Читал свое. Их не занимает. Но мне показалось настолько недурно, что не стоит
переделывать. Nicolas надо придать любовь к жизни и страх смерти на мосту. А Андрею
воспоминания сраженья в Брюнне.
26
сентября. [Ясная
Поляна.] Я стал делать гимнастику. Мне очень хорошо, вернулись с Соней
домой. Мы так счастливы вдвоем, как, верно, счастливы один из миллиона людей.
По
случаю ученья милой Маши думал много о своих педагогических началах. Я
обязан написать все, что знаю об этом деле.
29
сентября. Здоровье
нехорошо – утин. Написал Сереже и Дьяковым. Целый день писал «Сраженье»* –
плохо. Нейдет – не то. Читал Тролопа*. Коли бы не diffuseness[80], хорошо.
30
сентября. Рано
поехал на порошу, приятно убил зайца. Написал Андрею Евстафьевичу. Читал
Тролопа хорошо. Есть поэзия романиста: 1) в интересе сочетания событий –
Braddon, мои «Казаки», будущее; 2) в картине нравов, построенных на
историческом событии, – «Одиссея», «Илиада», «1805 год»; 3) в красоте и
веселости положений – «Пиквик» – «Отъезжее поле», и 4) в характерах людей –
«Гамлет» – мои будущие; Аполлон Григорьев – распущенность, Чичерин – тупой ум,
Сухотин – ограниченность успеха, Николенька – лень и Столыпин, Ланской, Строганов
– честность тупоумия.
1
октября. Все
делаю гимнастику, записываю дни и не пишу. Ездил на охоту – ничего. Поэзия
труда и успеха нигде и никем не тронута. Читаю «Bertrams» – славно.
2
октября. Здоровье
хорошо. Ездил напрасно на охоту. Писал. Но я отчаиваюсь в себе. Тролоп убивает
меня своим мастерством. Утешаюсь, что у него свое, а у меня свое. Знать свое –
или, скорее, что не мое, вот главное искусство. Надо мне работать, как
пианист.
3
октября. Вчера и
нынче поработал с напряжением, хотя бесплодно, и уже нынче у меня болит печень
и мрачно на душе. Это меня отчаивает. Надо ограничивать свою volupté[81]читанья с
мечтами. Эти силы употреблять на писанье, переменяя с физической работой.

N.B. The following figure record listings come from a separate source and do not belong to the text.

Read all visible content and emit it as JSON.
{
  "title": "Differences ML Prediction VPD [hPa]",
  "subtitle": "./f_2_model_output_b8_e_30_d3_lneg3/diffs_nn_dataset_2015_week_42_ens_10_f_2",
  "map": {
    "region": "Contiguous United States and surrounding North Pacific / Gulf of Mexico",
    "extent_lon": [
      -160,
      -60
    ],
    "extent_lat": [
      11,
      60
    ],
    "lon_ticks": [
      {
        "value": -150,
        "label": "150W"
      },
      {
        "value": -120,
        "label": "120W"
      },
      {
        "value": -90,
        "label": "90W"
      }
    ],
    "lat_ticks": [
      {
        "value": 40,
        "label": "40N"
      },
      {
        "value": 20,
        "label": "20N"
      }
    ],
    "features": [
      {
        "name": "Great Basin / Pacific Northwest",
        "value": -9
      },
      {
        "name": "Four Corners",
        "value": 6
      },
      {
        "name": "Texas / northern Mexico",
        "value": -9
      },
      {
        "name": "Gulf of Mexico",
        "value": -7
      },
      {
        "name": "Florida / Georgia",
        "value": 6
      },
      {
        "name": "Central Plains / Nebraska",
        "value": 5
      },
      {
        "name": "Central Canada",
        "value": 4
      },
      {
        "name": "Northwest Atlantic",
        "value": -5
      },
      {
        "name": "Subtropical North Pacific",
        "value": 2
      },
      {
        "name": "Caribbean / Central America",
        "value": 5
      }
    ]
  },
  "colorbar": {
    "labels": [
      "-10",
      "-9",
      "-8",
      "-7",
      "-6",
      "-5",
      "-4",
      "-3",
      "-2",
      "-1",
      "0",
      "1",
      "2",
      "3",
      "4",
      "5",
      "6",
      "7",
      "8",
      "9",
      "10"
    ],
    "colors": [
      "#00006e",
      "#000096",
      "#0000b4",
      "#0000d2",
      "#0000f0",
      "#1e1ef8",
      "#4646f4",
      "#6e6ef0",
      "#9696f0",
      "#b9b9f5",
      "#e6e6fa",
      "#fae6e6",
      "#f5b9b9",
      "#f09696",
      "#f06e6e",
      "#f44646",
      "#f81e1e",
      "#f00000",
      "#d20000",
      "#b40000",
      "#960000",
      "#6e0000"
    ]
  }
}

Опять ездил вокруг своих лесов, и ничего. Кончил Тролопа. Условного слишком
много.
8
октября. [Покровское.]
В дороге. Машенька очень мила и дети.
9
октября. У нее.
Писал «Отъезжее поле». Выходит неожиданно.
12
октября. [Ясная
Поляна.] Поехали и приехали в Ясную. Приятно, но смутный страх заботы.
15
октября. Желчь,
злился на охотника. Охота скверная. Две главы совсем обдумал. Брыков и Долохов
не выходят. Мало работаю. С Соней вчера – объяснение. Ни к чему – она беременна.
16
октября. Убил
двух беляков. Читал Гизо-Вит доказательства религии и написал первую статейку
по мысли, данной мне Montaigne*.
17
октября. До
обеда на неудачной охоте. Писать не хотелось очень. A se battre les flancs[82] ни за что не
хочу. Для Долохова видел на охоте местность, и ясно.
20
октября. Я
истощаю силы охотой. Перечитывал, переправлял. Идет дело. Долохова сцену
набросал. С Соней очень дружны.
21
октября. То же,
что вчера. К вечеру обдумывал Долохова. Читал Диккенса. Белла – Таня*.
1
Noябpя. Та же
строгая гигиена. Совершенно здоров, как бываю редко. Писал довольно много.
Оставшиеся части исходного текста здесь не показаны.